When some columns inside Attributes or Results category are shown and others are not, the checkbox next to the corresponding category appears in an undefined state. It will become selected if you click on it again.
Note
The selection operation performed here is purely a visualization operation: none of these changes will be stored in the manager’s history or recorded in an undo/redo queue.
Dragging and dropping attributes¶
Selected attributes are then available for drag-and-drop operations, which are at the core of the entire Data Manager user interface.
By dragging and dropping attributes or results to different places of the Data Manager interface, you can:
Control plot inputs in the Plot tab.
Evaluate univariate and bivariate statistics through the Statistic manager in the Sheet tab.
More information on these interactions can be found in the links above.
When dragging and dropping attributes or results along the same Attribute List, you can perform a Move operation, moving all the selected columns after the release position.
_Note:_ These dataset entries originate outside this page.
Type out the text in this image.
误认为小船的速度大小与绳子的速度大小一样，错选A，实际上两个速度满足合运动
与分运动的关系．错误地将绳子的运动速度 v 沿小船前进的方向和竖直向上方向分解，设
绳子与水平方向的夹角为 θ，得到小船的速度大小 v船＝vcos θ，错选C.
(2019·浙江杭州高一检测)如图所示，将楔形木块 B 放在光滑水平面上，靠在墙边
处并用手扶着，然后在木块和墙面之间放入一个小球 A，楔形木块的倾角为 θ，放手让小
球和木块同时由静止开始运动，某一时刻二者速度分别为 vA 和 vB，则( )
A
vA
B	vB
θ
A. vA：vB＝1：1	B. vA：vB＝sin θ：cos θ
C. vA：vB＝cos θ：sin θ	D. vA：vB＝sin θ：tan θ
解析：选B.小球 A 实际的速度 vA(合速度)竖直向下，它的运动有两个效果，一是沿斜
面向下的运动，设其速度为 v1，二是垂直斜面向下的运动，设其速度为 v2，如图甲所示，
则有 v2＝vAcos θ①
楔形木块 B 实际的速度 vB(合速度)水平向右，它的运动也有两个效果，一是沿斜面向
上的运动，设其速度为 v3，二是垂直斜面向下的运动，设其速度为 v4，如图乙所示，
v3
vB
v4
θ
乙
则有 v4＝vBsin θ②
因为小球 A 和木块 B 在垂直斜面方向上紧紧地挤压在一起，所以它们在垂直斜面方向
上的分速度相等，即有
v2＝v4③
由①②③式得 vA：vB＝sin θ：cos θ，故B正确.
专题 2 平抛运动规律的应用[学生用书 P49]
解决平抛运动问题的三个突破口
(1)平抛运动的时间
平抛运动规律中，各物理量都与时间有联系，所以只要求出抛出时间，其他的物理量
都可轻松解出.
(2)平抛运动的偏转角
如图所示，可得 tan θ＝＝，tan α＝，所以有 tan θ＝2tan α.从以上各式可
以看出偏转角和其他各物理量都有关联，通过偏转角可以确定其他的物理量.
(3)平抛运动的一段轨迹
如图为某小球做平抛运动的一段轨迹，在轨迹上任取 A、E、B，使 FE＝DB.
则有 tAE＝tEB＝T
If the dropping position is the Attributes or Results label, these will be moved to the beginning of the respective category.
To move a set of attributes to the bottom of the Attribute List, follow the steps listed below:
Procedure
Select a list of attributes from the Attribute List by using CTRL/SHIFT+click.
Drag and drop this list over the unselected attributes at the bottom of the Attribute List.
Centering an attribute¶
When the number of columns increases, on the Data tab, it is hardly possible for all the columns to fit in the viewport of the main spreadsheet pane. Therefore, the horizontal scroll bar must be used to center the view. This operation can be far from trivial in cases where the total number of columns is huge compared to the number of columns actually displayed.
For this reason it is possible at any time to center your view on a particular attribute or result by clicking on its chip in the Attribute List. This operation will instantly move your viewport in the Data tab to be centered on the selected chip.
To center an attribute in the main Data pane of your Data Manager, follow these step-by-step instructions:
Procedure
Scroll through the Attribute List to find the attribute you are looking for. You can use also the magnifying glass icon to filter the Attribute List.
Click on the colored chip of the chosen attribute.